Play Macbeth

Macbeth – Fair is Foul “Fair is foul and fouls is fair: Hover through the fog and filthy air. ” The paradox “Fair is foul, and foul is fair,” expresses some of the many themes of Macbeth. There are several different ways in which these words can be interpreted.
The first time we hear the statement is in the opening scene when the witches say the exact line “Fair is foul, and foul is fair” and Macbeth himself repeats it later almost precisely in Act 1 Scene 3: “So fair and foul a day I have not seen” Act 1 Scene 1, line 48 Which suggests a link between Macbeth and the sisters, though the interesting thing is that he hasn’t even met them yet, although they have already conspired to meet with him.
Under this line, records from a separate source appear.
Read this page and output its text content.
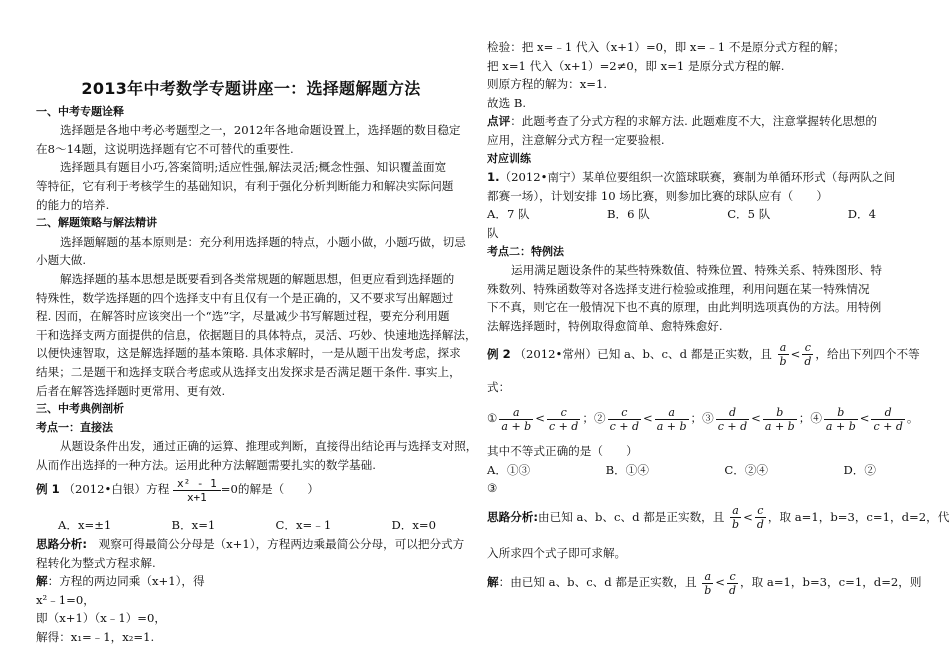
2013年中考数学专题讲座一：选择题解题方法
一、中考专题诠释
选择题是各地中考必考题型之一，2012年各地命题设置上，选择题的数目稳定
在8～14题，这说明选择题有它不可替代的重要性.
选择题具有题目小巧,答案简明;适应性强,解法灵活;概念性强、知识覆盖面宽
等特征，它有利于考核学生的基础知识，有利于强化分析判断能力和解决实际问题
的能力的培养.
二、解题策略与解法精讲
选择题解题的基本原则是：充分利用选择题的特点，小题小做，小题巧做，切忌
小题大做.
解选择题的基本思想是既要看到各类常规题的解题思想，但更应看到选择题的
特殊性，数学选择题的四个选择支中有且仅有一个是正确的，又不要求写出解题过
程. 因而，在解答时应该突出一个“选”字，尽量减少书写解题过程，要充分利用题
干和选择支两方面提供的信息，依据题目的具体特点，灵活、巧妙、快速地选择解法，
以便快速智取，这是解选择题的基本策略. 具体求解时，一是从题干出发考虑，探求
结果；二是题干和选择支联合考虑或从选择支出发探求是否满足题干条件. 事实上，
后者在解答选择题时更常用、更有效.
三、中考典例剖析
考点一：直接法
从题设条件出发，通过正确的运算、推理或判断，直接得出结论再与选择支对照，
从而作出选择的一种方法。运用此种方法解题需要扎实的数学基础.
例 1 （2012•白银）方程 $\frac{\text{x² - 1}}{x+1}=0$的解是（　　）
A．x=±1	B．x=1	C．x=﹣1	D．x=0
思路分析:　观察可得最简公分母是（x+1），方程两边乘最简公分母，可以把分式方
程转化为整式方程求解.
解：方程的两边同乘（x+1），得
x²﹣1=0，
即（x+1）（x﹣1）=0，
解得：x₁=﹣1，x₂=1.
检验：把 x=﹣1 代入（x+1）=0，即 x=﹣1 不是原分式方程的解；
把 x=1 代入（x+1）=2≠0，即 x=1 是原分式方程的解.
则原方程的解为：x=1.
故选 B.
点评：此题考查了分式方程的求解方法. 此题难度不大，注意掌握转化思想的
应用，注意解分式方程一定要验根.
对应训练
1.（2012•南宁）某单位要组织一次篮球联赛，赛制为单循环形式（每两队之间
都赛一场），计划安排 10 场比赛，则参加比赛的球队应有（　　）
A．7 队	B．6 队	C．5 队	D．4
队
考点二：特例法
运用满足题设条件的某些特殊数值、特殊位置、特殊关系、特殊图形、特
殊数列、特殊函数等对各选择支进行检验或推理，利用问题在某一特殊情况
下不真，则它在一般情况下也不真的原理，由此判明选项真伪的方法。用特例
法解选择题时，特例取得愈简单、愈特殊愈好.
例 2 （2012•常州）已知 a、b、c、d 都是正实数，且 $\frac{a}{b} < \frac{c}{d}$ ，给出下列四个不等
式：
① $\frac{a}{a + b} < \frac{c}{c + d}$ ；② $\frac{c}{c + d} < \frac{a}{a + b}$ ；③ $\frac{d}{c + d} < \frac{b}{a + b}$ ；④ $\frac{b}{a + b} < \frac{d}{c + d}$ 。
其中不等式正确的是（　　）
A．①③	B．①④	C．②④	D．②
③
思路分析:由已知 a、b、c、d 都是正实数，且 $\frac{a}{b} < \frac{c}{d}$ ，取 a=1，b=3，c=1，d=2，代
入所求四个式子即可求解。
解：由已知 a、b、c、d 都是正实数，且 $\frac{a}{b} < \frac{c}{d}$ ，取 a=1，b=3，c=1，d=2，则
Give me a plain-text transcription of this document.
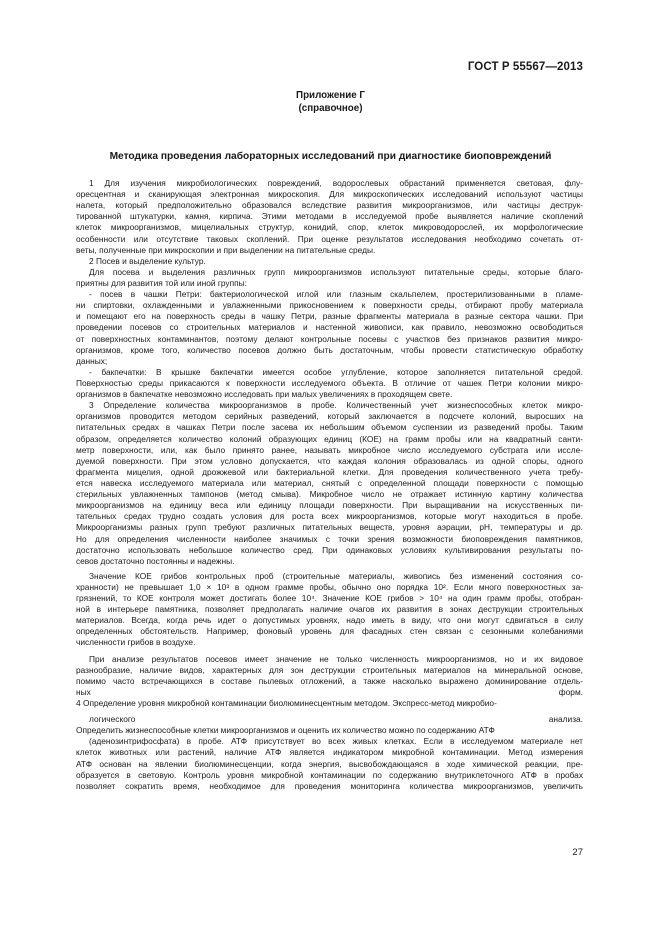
ГОСТ Р 55567—2013
Приложение Г
(справочное)
Методика проведения лабораторных исследований при диагностике биоповреждений
1 Для изучения микробиологических повреждений, водорослевых обрастаний применяется световая, флу-
оресцентная и сканирующая электронная микроскопия. Для микроскопических исследований используют частицы
налета, который предположительно образовался вследствие развития микроорганизмов, или частицы деструк-
тированной штукатурки, камня, кирпича. Этими методами в исследуемой пробе выявляется наличие скоплений
клеток микроорганизмов, мицелиальных структур, конидий, спор, клеток микроводорослей, их морфологические
особенности или отсутствие таковых скоплений. При оценке результатов исследования необходимо сочетать от-
веты, полученные при микроскопии и при выделении на питательные среды.
2 Посев и выделение культур.
Для посева и выделения различных групп микроорганизмов используют питательные среды, которые благо-
приятны для развития той или иной группы:
- посев в чашки Петри: бактериологической иглой или глазным скальпелем, простерилизованными в пламе-
ни спиртовки, охлажденными и увлажненными прикосновением к поверхности среды, отбирают пробу материала
и помещают его на поверхность среды в чашку Петри, разные фрагменты материала в разные сектора чашки. При
проведении посевов со строительных материалов и настенной живописи, как правило, невозможно освободиться
от поверхностных контаминантов, поэтому делают контрольные посевы с участков без признаков развития микро-
организмов, кроме того, количество посевов должно быть достаточным, чтобы провести статистическую обработку
данных;
- бакпечатки: В крышке бакпечатки имеется особое углубление, которое заполняется питательной средой.
Поверхностью среды прикасаются к поверхности исследуемого объекта. В отличие от чашек Петри колонии микро-
организмов в бакпечатке невозможно исследовать при малых увеличениях в проходящем свете.
3 Определение количества микроорганизмов в пробе. Количественный учет жизнеспособных клеток микро-
организмов проводится методом серийных разведений, который заключается в подсчете колоний, выросших на
питательных средах в чашках Петри после засева их небольшим объемом суспензии из разведений пробы. Таким
образом, определяется количество колоний образующих единиц (КОЕ) на грамм пробы или на квадратный санти-
метр поверхности, или, как было принято ранее, называть микробное число исследуемого субстрата или иссле-
дуемой поверхности. При этом условно допускается, что каждая колония образовалась из одной споры, одного
фрагмента мицелия, одной дрожжевой или бактериальной клетки. Для проведения количественного учета требу-
ется навеска исследуемого материала или материал, снятый с определенной площади поверхности с помощью
стерильных увлажненных тампонов (метод смыва). Микробное число не отражает истинную картину количества
микроорганизмов на единицу веса или единицу площади поверхности. При выращивании на искусственных пи-
тательных средах трудно создать условия для роста всех микроорганизмов, которые могут находиться в пробе.
Микроорганизмы разных групп требуют различных питательных веществ, уровня аэрации, pH, температуры и др.
Но для определения численности наиболее значимых с точки зрения возможности биоповреждения памятников,
достаточно использовать небольшое количество сред. При одинаковых условиях культивирования результаты по-
севов достаточно постоянны и надежны.
Значение КОЕ грибов контрольных проб (строительные материалы, живопись без изменений состояния со-
хранности) не превышает 1,0 × 10³ в одном грамме пробы, обычно оно порядка 10². Если много поверхностных за-
грязнений, то КОЕ контроля может достигать более 10⁴. Значение КОЕ грибов > 10⁴ на один грамм пробы, отобран-
ной в интерьере памятника, позволяет предполагать наличие очагов их развития в зонах деструкции строительных
материалов. Всегда, когда речь идет о допустимых уровнях, надо иметь в виду, что они могут сдвигаться в силу
определенных обстоятельств. Например, фоновый уровень для фасадных стен связан с сезонными колебаниями
численности грибов в воздухе.
При анализе результатов посевов имеет значение не только численность микроорганизмов, но и их видовое
разнообразие, наличие видов, характерных для зон деструкции строительных материалов на минеральной основе,
помимо часто встречающихся в составе пылевых отложений, а также насколько выражено доминирование отдель-
ных форм.
4 Определение уровня микробной контаминации биолюминесцентным методом. Экспресс-метод микробио-
логического анализа.
Определить жизнеспособные клетки микроорганизмов и оценить их количество можно по содержанию АТФ
(аденозинтрифосфата) в пробе. АТФ присутствует во всех живых клетках. Если в исследуемом материале нет
клеток животных или растений, наличие АТФ является индикатором микробной контаминации. Метод измерения
АТФ основан на явлении биолюминесценции, когда энергия, высвобождающаяся в ходе химической реакции, пре-
образуется в световую. Контроль уровня микробной контаминации по содержанию внутриклеточного АТФ в пробах
позволяет сократить время, необходимое для проведения мониторинга количества микроорганизмов, увеличить
27
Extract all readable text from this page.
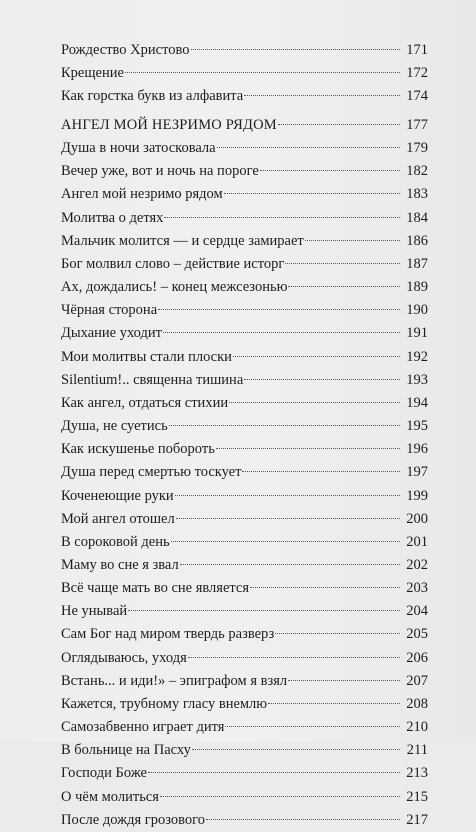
Рождество Христово	171
Крещение	172
Как горстка букв из алфавита	174
АНГЕЛ МОЙ НЕЗРИМО РЯДОМ	177
Душа в ночи затосковала	179
Вечер уже, вот и ночь на пороге	182
Ангел мой незримо рядом	183
Молитва о детях	184
Мальчик молится — и сердце замирает	186
Бог молвил слово – действие исторг	187
Ах, дождались! – конец межсезонью	189
Чёрная сторона	190
Дыхание уходит	191
Мои молитвы стали плоски	192
Silentium!.. священна тишина	193
Как ангел, отдаться стихии	194
Душа, не суетись	195
Как искушенье побороть	196
Душа перед смертью тоскует	197
Коченеющие руки	199
Мой ангел отошел	200
В сороковой день	201
Маму во сне я звал	202
Всё чаще мать во сне является	203
Не унывай	204
Сам Бог над миром твердь разверз	205
Оглядываюсь, уходя	206
Встань... и иди!» – эпиграфом я взял	207
Кажется, трубному гласу внемлю	208
Самозабвенно играет дитя	210
В больнице на Пасху	211
Господи Боже	213
О чём молиться	215
После дождя грозового	217
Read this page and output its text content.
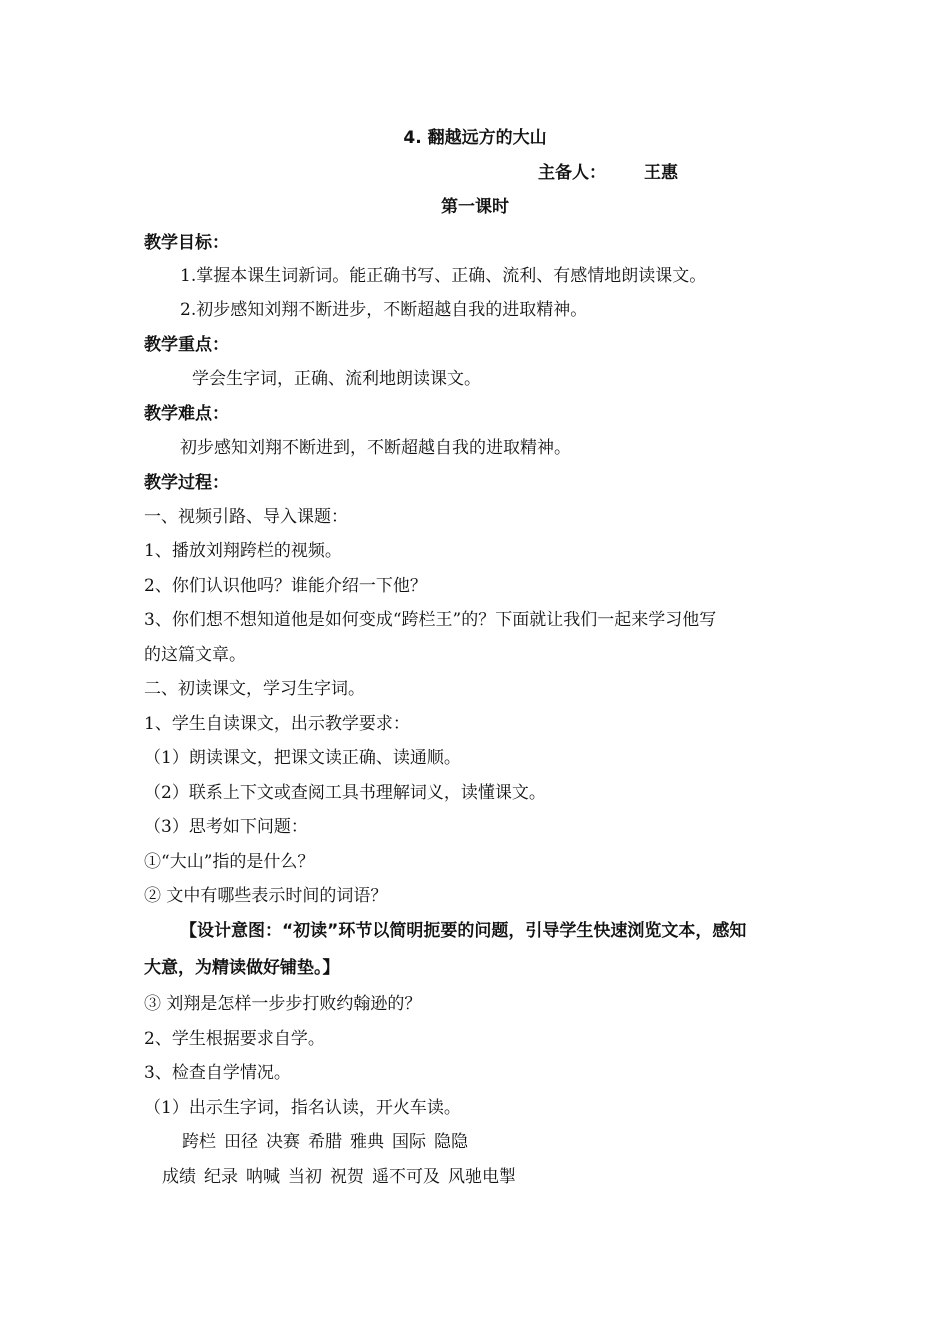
4. 翻越远方的大山
主备人： 王惠
第一课时
教学目标：
1.掌握本课生词新词。能正确书写、正确、流利、有感情地朗读课文。
2.初步感知刘翔不断进步，不断超越自我的进取精神。
教学重点：
学会生字词，正确、流利地朗读课文。
教学难点：
初步感知刘翔不断进到，不断超越自我的进取精神。
教学过程：
一、视频引路、导入课题：
1、播放刘翔跨栏的视频。
2、你们认识他吗？谁能介绍一下他？
3、你们想不想知道他是如何变成“跨栏王”的？下面就让我们一起来学习他写
的这篇文章。
二、初读课文，学习生字词。
1、学生自读课文，出示教学要求：
（1）朗读课文，把课文读正确、读通顺。
（2）联系上下文或查阅工具书理解词义，读懂课文。
（3）思考如下问题：
①“大山”指的是什么？
② 文中有哪些表示时间的词语？
【设计意图：“初读”环节以简明扼要的问题，引导学生快速浏览文本，感知
大意，为精读做好铺垫。】
③ 刘翔是怎样一步步打败约翰逊的？
2、学生根据要求自学。
3、检查自学情况。
（1）出示生字词，指名认读，开火车读。
跨栏 田径 决赛 希腊 雅典 国际 隐隐
成绩 纪录 呐喊 当初 祝贺 遥不可及 风驰电掣
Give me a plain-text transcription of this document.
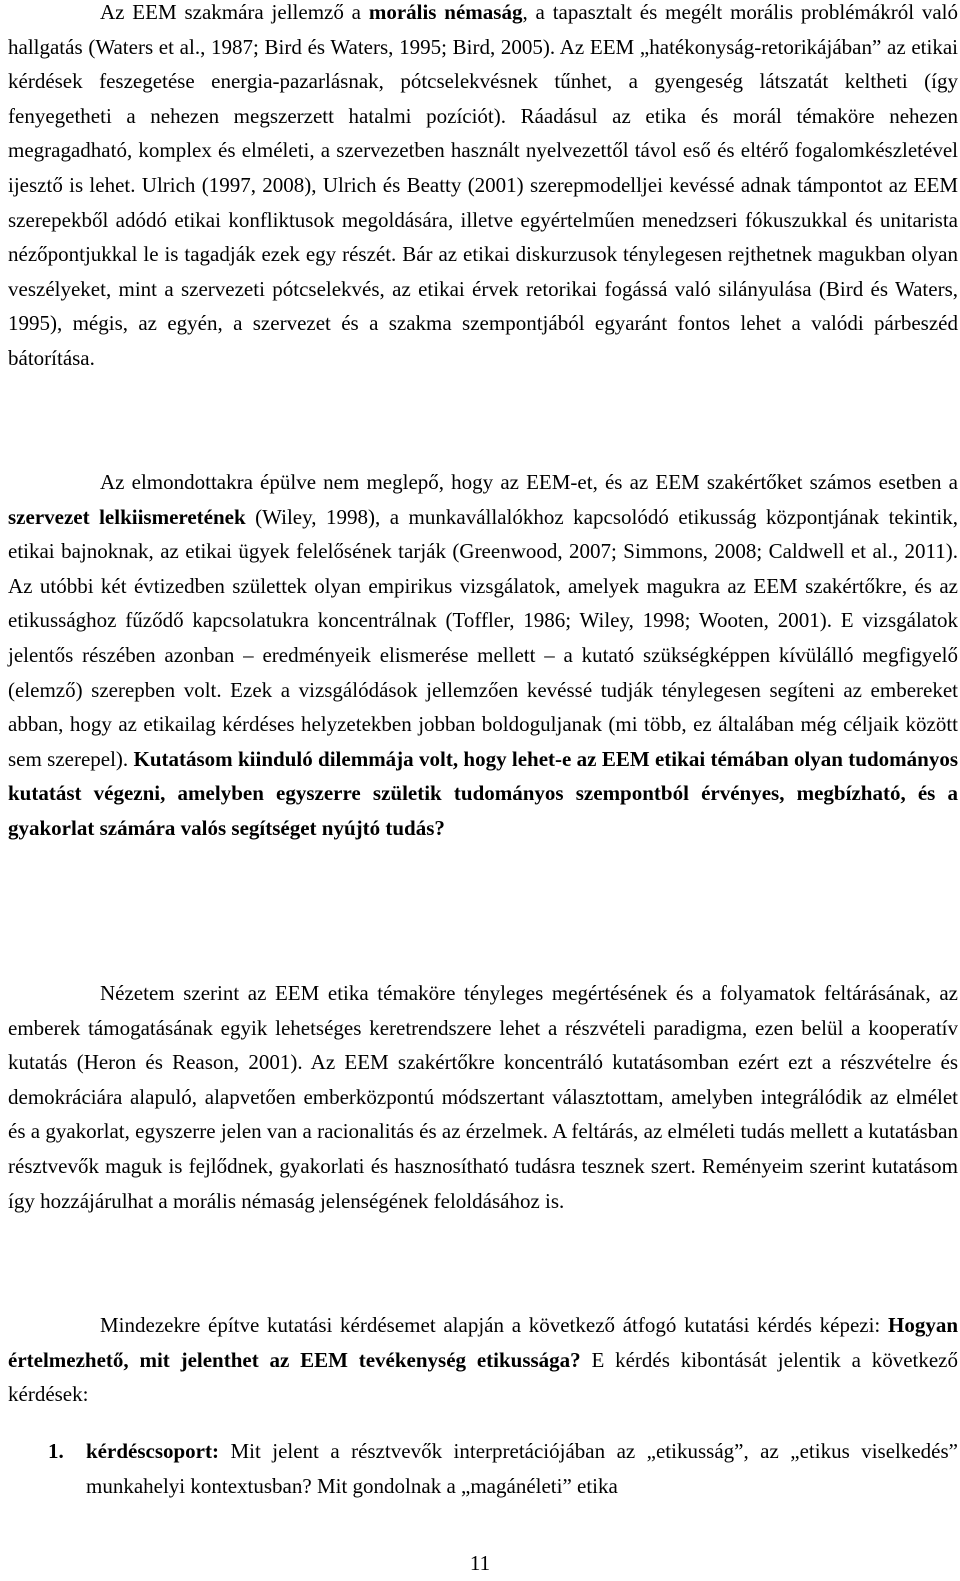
Az EEM szakmára jellemző a morális némaság, a tapasztalt és megélt morális problémákról való hallgatás (Waters et al., 1987; Bird és Waters, 1995; Bird, 2005). Az EEM „hatékonyság-retorikájában” az etikai kérdések feszegetése energia-pazarlásnak, pótcselekvésnek tűnhet, a gyengeség látszatát keltheti (így fenyegetheti a nehezen megszerzett hatalmi pozíciót). Ráadásul az etika és morál témaköre nehezen megragadható, komplex és elméleti, a szervezetben használt nyelvezettől távol eső és eltérő fogalomkészletével ijesztő is lehet. Ulrich (1997, 2008), Ulrich és Beatty (2001) szerepmodelljei kevéssé adnak támpontot az EEM szerepekből adódó etikai konfliktusok megoldására, illetve egyértelműen menedzseri fókuszukkal és unitarista nézőpontjukkal le is tagadják ezek egy részét. Bár az etikai diskurzusok ténylegesen rejthetnek magukban olyan veszélyeket, mint a szervezeti pótcselekvés, az etikai érvek retorikai fogássá való silányulása (Bird és Waters, 1995), mégis, az egyén, a szervezet és a szakma szempontjából egyaránt fontos lehet a valódi párbeszéd bátorítása.

Az elmondottakra épülve nem meglepő, hogy az EEM-et, és az EEM szakértőket számos esetben a szervezet lelkiismeretének (Wiley, 1998), a munkavállalókhoz kapcsolódó etikusság központjának tekintik, etikai bajnoknak, az etikai ügyek felelősének tarják (Greenwood, 2007; Simmons, 2008; Caldwell et al., 2011). Az utóbbi két évtizedben születtek olyan empirikus vizsgálatok, amelyek magukra az EEM szakértőkre, és az etikussághoz fűződő kapcsolatukra koncentrálnak (Toffler, 1986; Wiley, 1998; Wooten, 2001). E vizsgálatok jelentős részében azonban – eredményeik elismerése mellett – a kutató szükségképpen kívülálló megfigyelő (elemző) szerepben volt. Ezek a vizsgálódások jellemzően kevéssé tudják ténylegesen segíteni az embereket abban, hogy az etikailag kérdéses helyzetekben jobban boldoguljanak (mi több, ez általában még céljaik között sem szerepel). Kutatásom kiinduló dilemmája volt, hogy lehet-e az EEM etikai témában olyan tudományos kutatást végezni, amelyben egyszerre születik tudományos szempontból érvényes, megbízható, és a gyakorlat számára valós segítséget nyújtó tudás?

Nézetem szerint az EEM etika témaköre tényleges megértésének és a folyamatok feltárásának, az emberek támogatásának egyik lehetséges keretrendszere lehet a részvételi paradigma, ezen belül a kooperatív kutatás (Heron és Reason, 2001). Az EEM szakértőkre koncentráló kutatásomban ezért ezt a részvételre és demokráciára alapuló, alapvetően emberközpontú módszertant választottam, amelyben integrálódik az elmélet és a gyakorlat, egyszerre jelen van a racionalitás és az érzelmek. A feltárás, az elméleti tudás mellett a kutatásban résztvevők maguk is fejlődnek, gyakorlati és hasznosítható tudásra tesznek szert. Reményeim szerint kutatásom így hozzájárulhat a morális némaság jelenségének feloldásához is.

Mindezekre építve kutatási kérdésemet alapján a következő átfogó kutatási kérdés képezi: Hogyan értelmezhető, mit jelenthet az EEM tevékenység etikussága? E kérdés kibontását jelentik a következő kérdések:

1. kérdéscsoport: Mit jelent a résztvevők interpretációjában az „etikusság”, az „etikus viselkedés” munkahelyi kontextusban? Mit gondolnak a „magánéleti” etika
11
They lure him with fair means, by telling him a small truth, to a foul end. Banquo suspects this, but Macbeth ignores his warnings.
The witches themselves seem to be the embodiment of the foul part of the phrase. At the time, people were very superstitious about witches, believing they were evil and should be burned. They would obviously assume the witches to be evil and untrustworthy. During this time, Guy Fawkes had tried to overthrow the English king, but had failed. However, Macbeth succeeded in acquiring the throne. Perhaps it was only because of the evil witches that he managed to do so. It is possible that he wouldn’t have even attempted to become king if the witches had not enticed him with their predictions.

The witches also have an eerie atmosphere about them because they always speak in rhyme. When they were first introduced, they were meeting in a storm and by the darkness and turbulence; the audience can tell straight away that they are going to be evil characters in the play. Also the ingredients they use for their spells and charms are unnatural and disgusting. “Fair is foul, and foul is fair” can be related to the The witches delight in confusion, always speaking in rhyme and often contradicting themselves in what they say, “Lesser than Macbeth, and greater.
Not so happy, yet much happier. Thou shalt get kings, though thou be none:” Act 1 Scene 3, lines 65-67 Their exact meanings are never clear and even their appearances are confusing, as Banquo states: “You should be women, And yet your beards forbid me to interpret That you are so. ” Act 1 Scene 3, lines 45-47 Characters can sometimes appear to be under the influence of the witches at crucial points in the play, such as when Lady Macbeth calls upon evil spirits, it is very similar to a spell: “Come, you spirits That tend on mortal thoughts!
Unsex me here, And fill me from the crown to the toe top-full Of direst cruelty ;make thick my blood, Stop up the access and passage to remorse, That no compunctious visitings of nature Shake my fell purpose, nor keep peace between Th’effect and it! ” Act 1 Scene 5, lines 39-46 However, by the end of the play, it is more like Macbeth has recited this incantation, as he has become cold and destroyed everything that was ever good about himself. He cannot even find it in his heart to grieve for his wife, saying simply that she should have picked a better time to die.
During the play, we see certain character’s personalities changing from fair to foul, or foul to fair. For example, at the beginning of the play Macbeth is shown as a brave and noble warrior, perhaps the fairest man in the whole of Scotland. However, his ambition is stirred by the foul predictions of the witches: “All hail Macbeth! That shalt be King hereafter. ” Act 1 Scene 3, line 50 He tries to reject his “dark desires” to kill, but eventually at the cajoling of his wife he is driven to murder Duncan.
Before the deed is done, Macbeth’s soliloquy reveals his confusion as he considers all angles, reminding us of the chaos the witches bring. Everything is stacked against the murder, apart from his ambition which he knows can only lead to a fall. Even then, he is still convinced by Lady Macbeth to murder Duncan. After the murder, Macbeth begins a downward spiral, needing no more encouragement to kill and becoming so obsessed with his pursuit of glory that he doesn’t even notice Lady Macbeth slipping into insanity.
When she commits suicide, he finds he has lost the capacity for grief. At the start of the play Macbeth appeared to be a fair man, receiving nothing but praise from the wounded sergeant. He had great trouble bringing himself to murder Duncan, and afterwards is burdened with guilt and regret. He believed he was not fit to pray, and when he murdered Duncan, he murdered sleep at the same, time, so he will never be allowed to rest again. “What hands are here! Ha! They pluck out mine eyes. Will all great Neptune’s ocean wash this blood Clean from my hands? Act 2 Scene 2, lines 59-61 However by the end of the play he is so foul he is almost inhuman. This is shown when he has Lady Macduff and her children massacred in cold blood, and he cannot possibly justify this crime in any way, as it was completely unnecessary. The relationship between Macbeth and Lady Macbeth also turns from fair to foul. At first they share everything, and Macbeth calls his wife “my dearest partner of greatness. “. When Lady Macbeth assesses her husband’s character, it is clear that she knows him very well.